Kevin Mitchell, vice president of global supply chain at Northrop Grumman Aerospace Systems, the world’s fifth-largest defense contractor, addressed a capacity audience of more than 70 aerospace business leaders at the SCV Aerospace & Defense Coalition (ADC) breakfast Tuesday, and he gave the audience some pointers on becoming a supplier to the company.
If you’re a supplier to the aerospace industry, and you want to do business with Northrop Grumman, there are ground rules you need to know. The first is, “Do your homework.”
He told attendees to study up on Northrop Grumman and “become familiar with the company’s products, future priorities and requirements.”
To qualify as a potential supplier, Northrop Grumman follows a stringent internal system. A potential supplier should try to build credibility, demonstrate quality products, on-time delivery and proven performance – and know the system.
“Always avoid gaming the system by contacting high-level executives,” advised Mitchell. “And never be unprepared.”
Strong supply base
As a Northrop Grumman executive responsible for developing and maintaining a strong supply base for aerospace systems products, Mitchell is in a unique position to counsel businesses that want to work with the company. The company’s global supply chain comprises subcontracts, procurement, pricing and estimating, transportation, kitting and production support.

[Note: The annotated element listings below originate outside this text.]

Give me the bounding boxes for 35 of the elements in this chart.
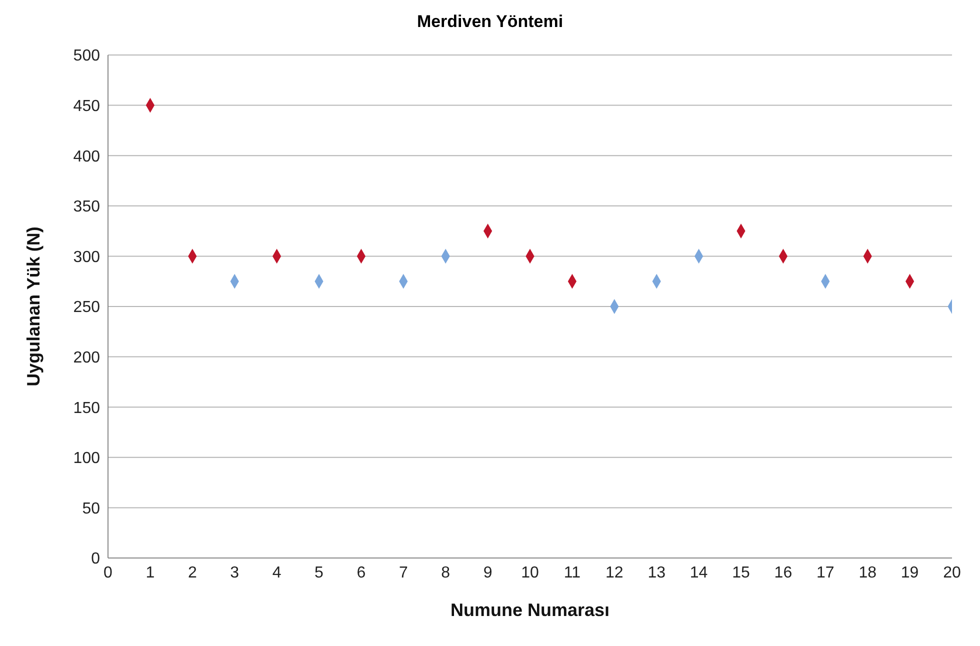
- x-tick-label: 1: [146, 564, 155, 582]
- y-tick-label: 200: [73, 349, 100, 366]
- x-tick-label: 16: [774, 564, 792, 582]
- x-tick-label: 19: [900, 564, 919, 582]
- x-tick-label: 20: [943, 564, 961, 582]
- y-tick-label: 250: [73, 299, 100, 316]
- y-tick-label: 450: [73, 98, 100, 115]
- x-tick-label: 3: [230, 564, 240, 582]
- x-tick-label: 9: [483, 564, 492, 582]
- chart-title: Merdiven Yöntemi: [416, 12, 564, 32]
- y-tick-label: 300: [73, 248, 100, 266]
- y-tick-label: 400: [73, 148, 100, 166]
- x-tick-label: 11: [564, 564, 581, 582]
- x-tick-label: 6: [356, 564, 366, 582]
- x-tick-label: 15: [732, 564, 750, 582]
- x-axis-title: Numune Numarası: [450, 600, 610, 620]
- x-tick-label: 18: [858, 564, 877, 582]
- x-tick-label: 17: [816, 564, 834, 582]
- y-tick-label: 150: [73, 400, 100, 417]
- x-tick-label: 7: [398, 564, 408, 582]
- y-tick-label: 0: [91, 550, 100, 568]
- y-tick-label: 100: [73, 450, 100, 468]
- x-tick-label: 0: [104, 564, 113, 582]
- x-tick-label: 5: [314, 564, 324, 582]
- x-tick-label: 14: [690, 564, 708, 582]
- x-tick-label: 12: [606, 564, 624, 582]
- x-tick-label: 8: [441, 564, 450, 582]
- y-axis-title: Uygulanan Yük (N): [23, 226, 44, 386]
- x-tick-label: 2: [188, 564, 197, 582]
- x-tick-label: 13: [648, 564, 666, 582]
- x-tick-label: 4: [272, 564, 282, 582]
- x-tick-label: 10: [521, 564, 539, 582]
- y-tick-label: 50: [82, 500, 100, 518]
- y-tick-label: 500: [73, 48, 100, 65]
- y-tick-label: 350: [73, 198, 100, 216]
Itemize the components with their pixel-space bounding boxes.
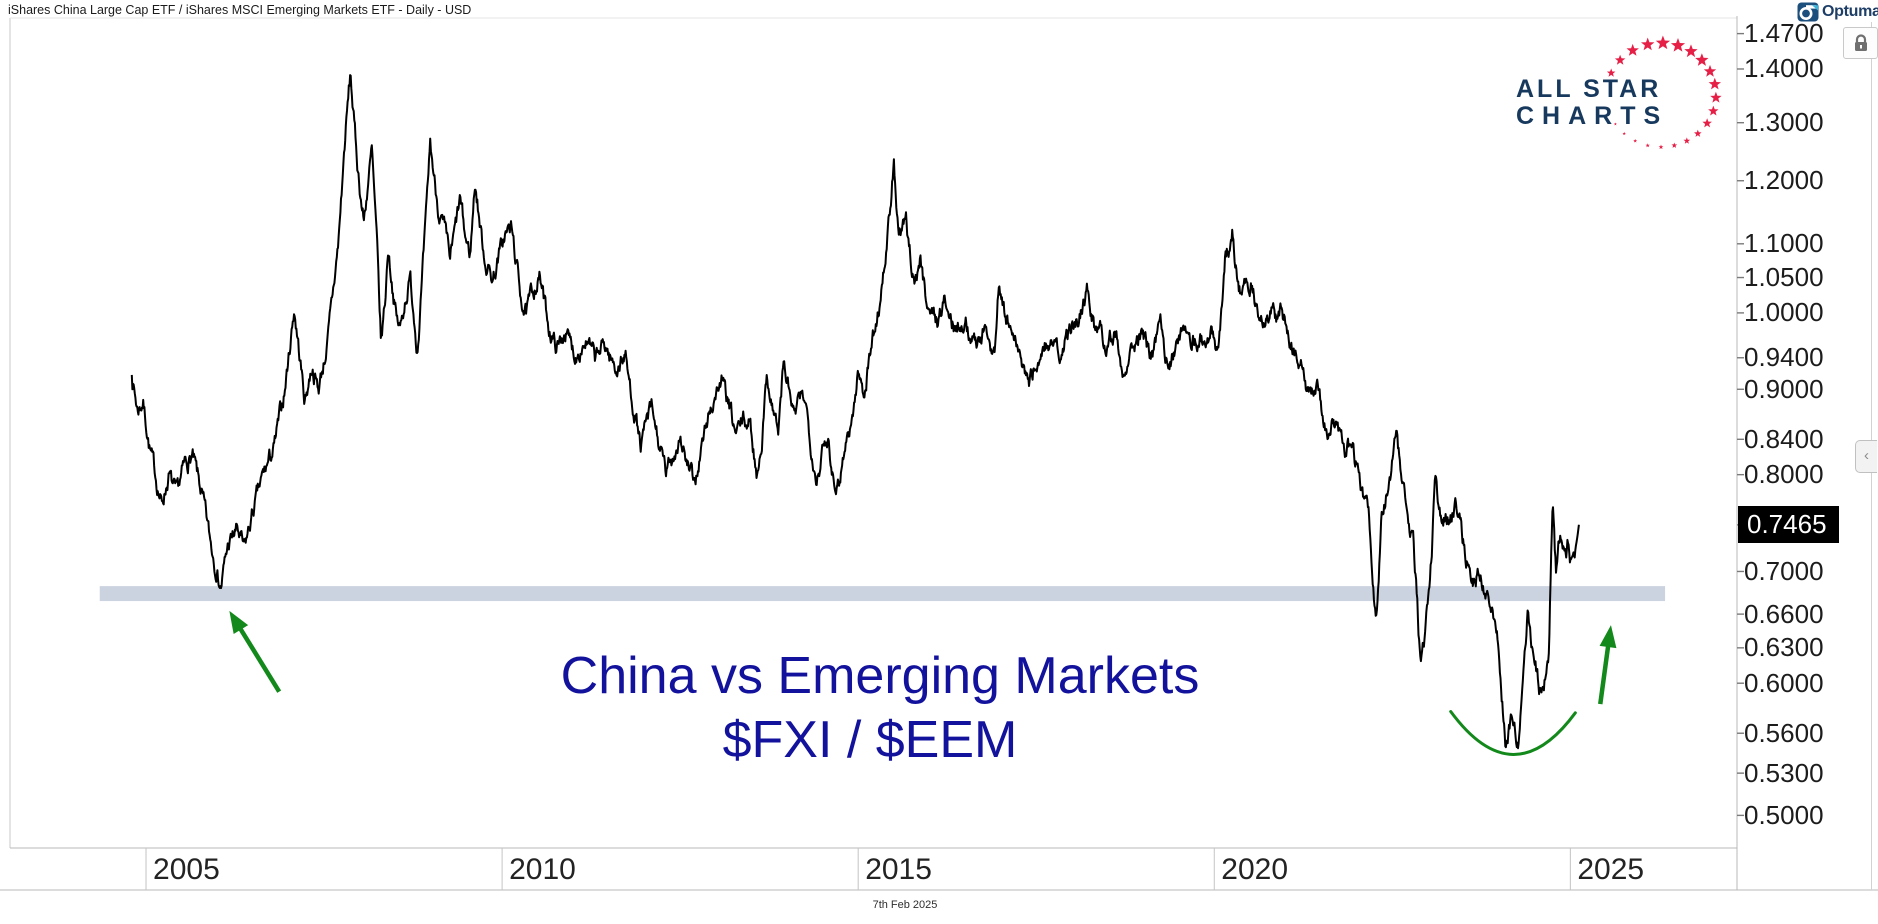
- arrow-2024-breakout-shaft[interactable]: [1598, 642, 1611, 705]
- allstarcharts-line2: CHARTS: [1516, 102, 1669, 130]
- star-icon: [1622, 131, 1626, 136]
- lock-button[interactable]: [1843, 27, 1878, 59]
- support-band[interactable]: [99, 586, 1666, 602]
- star-icon: [1683, 137, 1691, 144]
- star-icon: [1670, 38, 1686, 52]
- annotation-tickers: $FXI / $EEM: [722, 711, 1018, 769]
- star-icon: [1671, 142, 1678, 148]
- price-axis-label: 0.7000: [1744, 555, 1824, 586]
- optuma-icon: [1797, 2, 1819, 22]
- star-icon: [1613, 122, 1617, 126]
- optuma-wordmark: Optuma: [1822, 3, 1878, 20]
- price-axis-label: 0.5000: [1744, 799, 1824, 830]
- allstarcharts-line1: ALL STAR: [1516, 75, 1662, 103]
- arrow-2006-low-head[interactable]: [229, 610, 249, 635]
- price-axis-label: 0.8000: [1744, 459, 1824, 490]
- price-axis-label: 1.1000: [1744, 228, 1824, 259]
- star-icon: [1684, 44, 1698, 58]
- price-axis-label: 0.9000: [1744, 373, 1824, 404]
- price-axis-label: 0.9400: [1744, 342, 1824, 373]
- star-icon: [1626, 43, 1639, 56]
- price-axis-label: 0.6600: [1744, 598, 1824, 629]
- star-icon: [1708, 77, 1721, 90]
- star-icon: [1633, 138, 1638, 143]
- ratio-price-line: [130, 74, 1580, 750]
- star-icon: [1708, 105, 1719, 116]
- price-axis-label: 1.2000: [1744, 165, 1824, 196]
- allstarcharts-logo: ALL STAR CHARTS: [1516, 76, 1668, 130]
- star-icon: [1710, 91, 1722, 103]
- arrow-2024-breakout-head[interactable]: [1599, 625, 1617, 649]
- last-price-badge: 0.7465: [1738, 506, 1839, 544]
- star-icon: [1606, 68, 1616, 77]
- year-axis-label: 2015: [865, 853, 932, 886]
- star-icon: [1702, 118, 1712, 128]
- arrow-2006-low-shaft[interactable]: [236, 624, 282, 693]
- footer-date: 7th Feb 2025: [872, 899, 938, 911]
- price-axis-label: 0.6300: [1744, 632, 1824, 663]
- price-axis-label: 1.3000: [1744, 107, 1824, 138]
- star-icon: [1694, 129, 1702, 137]
- star-icon: [1614, 54, 1626, 65]
- year-axis-label: 2025: [1577, 853, 1645, 886]
- padlock-icon: [1854, 34, 1867, 51]
- price-axis-label: 0.5600: [1744, 717, 1824, 748]
- star-icon: [1645, 143, 1650, 148]
- star-icon: [1655, 35, 1671, 50]
- star-icon: [1695, 53, 1709, 66]
- star-icon: [1607, 111, 1611, 114]
- price-axis-label: 1.4700: [1744, 18, 1824, 49]
- price-axis-label: 1.4000: [1744, 53, 1824, 84]
- year-axis-label: 2005: [153, 853, 220, 886]
- star-icon: [1641, 37, 1655, 51]
- optuma-logo: Optuma ™: [1797, 2, 1878, 22]
- panel-collapse-tab[interactable]: ‹: [1855, 440, 1877, 473]
- price-axis-label: 1.0500: [1744, 262, 1824, 293]
- star-icon: [1658, 144, 1664, 149]
- star-icon: [1703, 64, 1717, 77]
- year-axis-label: 2020: [1221, 853, 1289, 886]
- annotation-headline: China vs Emerging Markets: [560, 647, 1200, 705]
- price-axis-label: 0.6000: [1744, 667, 1824, 698]
- price-axis-label: 0.5300: [1744, 757, 1824, 788]
- price-axis-label: 1.0000: [1744, 297, 1824, 328]
- bottoming-arc[interactable]: [1449, 710, 1577, 756]
- year-axis-label: 2010: [509, 853, 576, 886]
- chart-title: iShares China Large Cap ETF / iShares MS…: [8, 3, 472, 17]
- price-axis-label: 0.8400: [1744, 423, 1824, 454]
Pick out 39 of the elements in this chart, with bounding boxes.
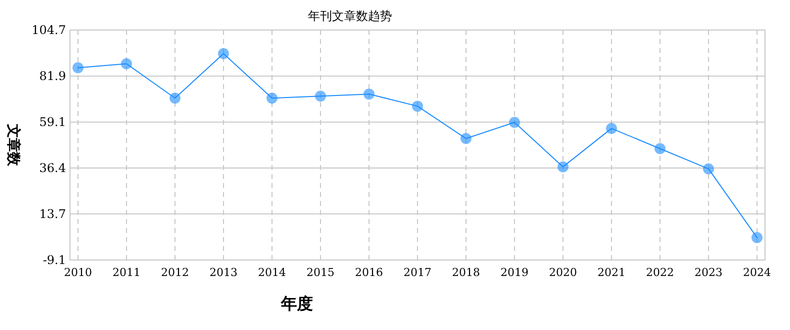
x-tick-label: 2017	[404, 266, 432, 279]
y-tick-label: 59.1	[39, 115, 66, 130]
point	[218, 48, 229, 60]
point	[364, 88, 374, 100]
y-tick-label: -9.1	[42, 253, 66, 267]
x-tick-label: 2024	[743, 266, 771, 279]
point	[170, 92, 180, 104]
point	[412, 100, 423, 112]
point	[315, 90, 326, 102]
chart-title: 年刊文章数趋势	[308, 9, 392, 23]
point	[703, 163, 714, 174]
x-tick-label: 2020	[549, 266, 577, 279]
point	[460, 133, 472, 144]
x-axis-title: 年度	[280, 294, 313, 313]
x-tick-label: 2013	[210, 266, 238, 279]
x-tick-label: 2018	[452, 266, 480, 279]
y-tick-label: 81.9	[39, 69, 66, 84]
x-tick-label: 2010	[64, 266, 92, 279]
x-tick-label: 2012	[161, 266, 189, 279]
point	[654, 143, 666, 154]
y-axis-title: 文章数	[5, 123, 22, 167]
x-tick-label: 2023	[694, 266, 722, 279]
point	[509, 116, 520, 128]
x-tick-label: 2014	[258, 266, 286, 279]
x-tick-label: 2021	[598, 266, 626, 279]
point	[72, 62, 84, 74]
y-tick-label: 104.7	[32, 23, 66, 37]
x-tick-label: 2019	[500, 266, 528, 279]
point	[266, 92, 278, 104]
y-tick-label: 13.7	[39, 206, 66, 221]
x-tick-label: 2022	[646, 266, 674, 279]
x-tick-label: 2016	[355, 266, 383, 279]
point	[121, 58, 132, 70]
y-tick-label: 36.4	[39, 161, 66, 176]
x-tick-label: 2015	[306, 266, 334, 279]
point	[752, 232, 762, 244]
point	[558, 161, 568, 172]
point	[606, 122, 617, 134]
x-tick-label: 2011	[112, 266, 140, 279]
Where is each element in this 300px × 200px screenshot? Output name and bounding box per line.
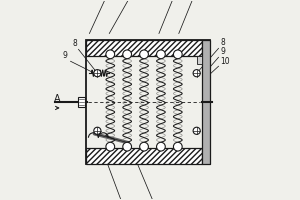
Text: 8: 8 (220, 38, 225, 47)
Circle shape (173, 142, 182, 151)
Circle shape (94, 127, 101, 134)
Circle shape (140, 142, 148, 151)
Circle shape (94, 70, 101, 77)
Circle shape (106, 50, 115, 59)
Bar (77, 97, 86, 107)
Text: 8: 8 (72, 39, 77, 48)
Text: 10: 10 (220, 57, 230, 66)
Bar (86, 40, 210, 164)
Text: 9: 9 (220, 47, 225, 56)
Bar (86, 40, 202, 56)
Bar (197, 56, 202, 64)
Circle shape (157, 50, 165, 59)
Bar (202, 40, 210, 164)
Circle shape (193, 70, 200, 77)
Text: 9: 9 (62, 51, 67, 60)
Circle shape (157, 142, 165, 151)
Text: A: A (54, 94, 60, 104)
Circle shape (106, 142, 115, 151)
Circle shape (123, 50, 131, 59)
Bar (86, 148, 202, 164)
Circle shape (193, 127, 200, 134)
Circle shape (140, 50, 148, 59)
Circle shape (123, 142, 131, 151)
Circle shape (173, 50, 182, 59)
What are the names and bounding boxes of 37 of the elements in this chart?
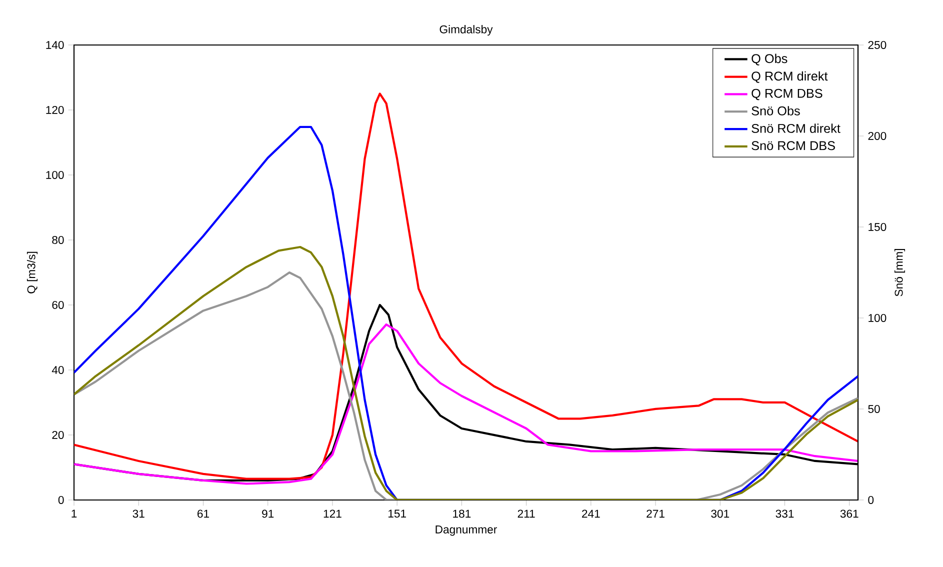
y2-tick-label: 200 (868, 132, 886, 140)
y-tick-label: 140 (46, 40, 64, 49)
y2-tick-label: 100 (868, 314, 886, 322)
y2-tick-label: 150 (868, 222, 886, 231)
x-tick-label: 61 (198, 510, 209, 518)
legend-label: Q Obs (752, 54, 788, 66)
legend-label: Q RCM direkt (752, 71, 828, 83)
y-tick-label: 80 (52, 236, 64, 244)
x-axis-title: Dagnummer (436, 526, 497, 536)
x-tick-label: 151 (388, 510, 406, 518)
y-tick-label: 100 (46, 170, 64, 179)
y2-tick-label: 250 (868, 40, 886, 49)
y2-tick-label: 0 (868, 496, 874, 504)
x-tick-label: 211 (518, 510, 535, 518)
y-tick-label: 120 (46, 106, 64, 114)
legend-label: Snö RCM direkt (752, 124, 840, 133)
x-tick-label: 121 (324, 510, 342, 518)
y-tick-label: 20 (52, 430, 64, 439)
legend-label: Q RCM DBS (752, 88, 822, 100)
x-tick-label: 301 (711, 510, 730, 518)
x-tick-label: 31 (132, 510, 144, 518)
x-tick-label: 1 (72, 510, 77, 518)
x-tick-label: 91 (262, 510, 274, 518)
legend-label: Snö RCM DBS (752, 141, 835, 150)
x-tick-label: 331 (776, 510, 794, 518)
y-tick-label: 40 (52, 366, 64, 374)
y2-tick-label: 50 (868, 404, 880, 413)
x-tick-label: 181 (453, 510, 471, 518)
x-tick-label: 241 (582, 510, 600, 518)
legend-label: Snö Obs (752, 106, 800, 116)
chart-title: Gimdalsby (440, 25, 493, 36)
y-axis-title: Q [m3/s] (26, 252, 38, 294)
y-tick-label: 0 (58, 496, 64, 504)
x-tick-label: 361 (840, 510, 858, 518)
x-tick-label: 271 (646, 510, 664, 518)
y2-axis-title: Snö [mm] (894, 249, 906, 296)
y-tick-label: 60 (52, 300, 64, 309)
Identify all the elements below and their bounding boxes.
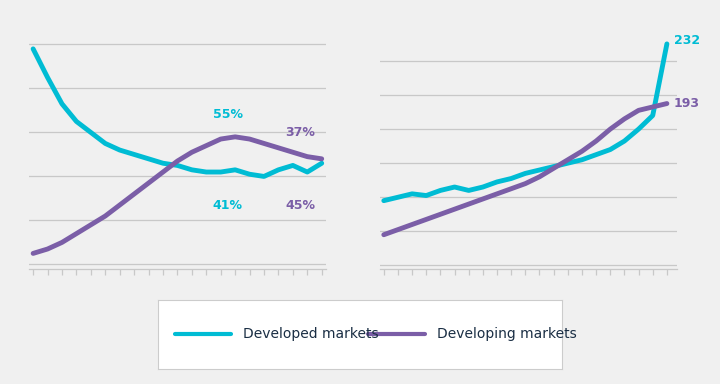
Text: 55%: 55% [213,108,243,121]
Text: 41%: 41% [213,199,243,212]
Text: 193: 193 [674,97,700,110]
Text: Developing markets: Developing markets [436,327,576,341]
Text: 37%: 37% [285,126,315,139]
Text: Developed markets: Developed markets [243,327,379,341]
Text: 232: 232 [674,34,700,47]
Text: 45%: 45% [285,199,315,212]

Mitchell explained that potential suppliers can input their company information into Northrop Grumman’s database. He added that it helps to check with the company’s Global Supplier Diversity Office, which can advise suppliers on potential subcontract opportunities.
The presentation, “Building a Stronger Supplier Partnership,” was sponsored by the Santa Clarita Valley Economic Development Corporation. In addition to covering how to become a Northrop Grumman supplier, the presentation included topics such as the aerospace and defense giant’s strategic sourcing objectives, its global supplier diversity program, supplier qualification and ranking and the company’s focused growth opportunities.
Small Business Opportunities
While Northrop Grumman is by all standards a large company, that doesn’t exclude small businesses from becoming suppliers.
A statutory requirement ensures that 23 percent of Northrop Grumman contracts are awarded to small businesses. As a result, the company welcomes participation of different types of small businesses, especially those in the categories of service disabled veteran owned businesses and historically under-utilized businesses zones.
Another tidbit of information presented to the group: the company ranks its suppliers, and it’s beneficial to move up the ladder. Among more than 800 suppliers, 8 percent have achieved the top Platinum Preferred status, and another 7 percent are ranked as Platinum suppliers. From a strategic perspective, the company is driving more business toward those who have achieved these two top levels.
Since 2012, 1,730 suppliers received more than $4.5 billion in contracts across Northrop Grumman Aerospace Systems in California. The company has a robust supply base in California, creating about 7,300 direct supplier jobs and a total jobs impact – direct and indirect – of 34,100. Of the total amount awarded in contracts, small businesses received $2.1 billion, and large businesses won $2.4 billion.
Holly Schroeder, president and CEO of the Santa Clarita Valley Economic Development Corporation, noted that Mitchell’s talk generated a lot of interest in the local business community.
“I’m pleased that so many Santa Clarita Valley aerospace businesses got vital information about their supply chain needs,” she said. “The wide range of companies (in attendance) is representative of the strength and diversity of the local business community.”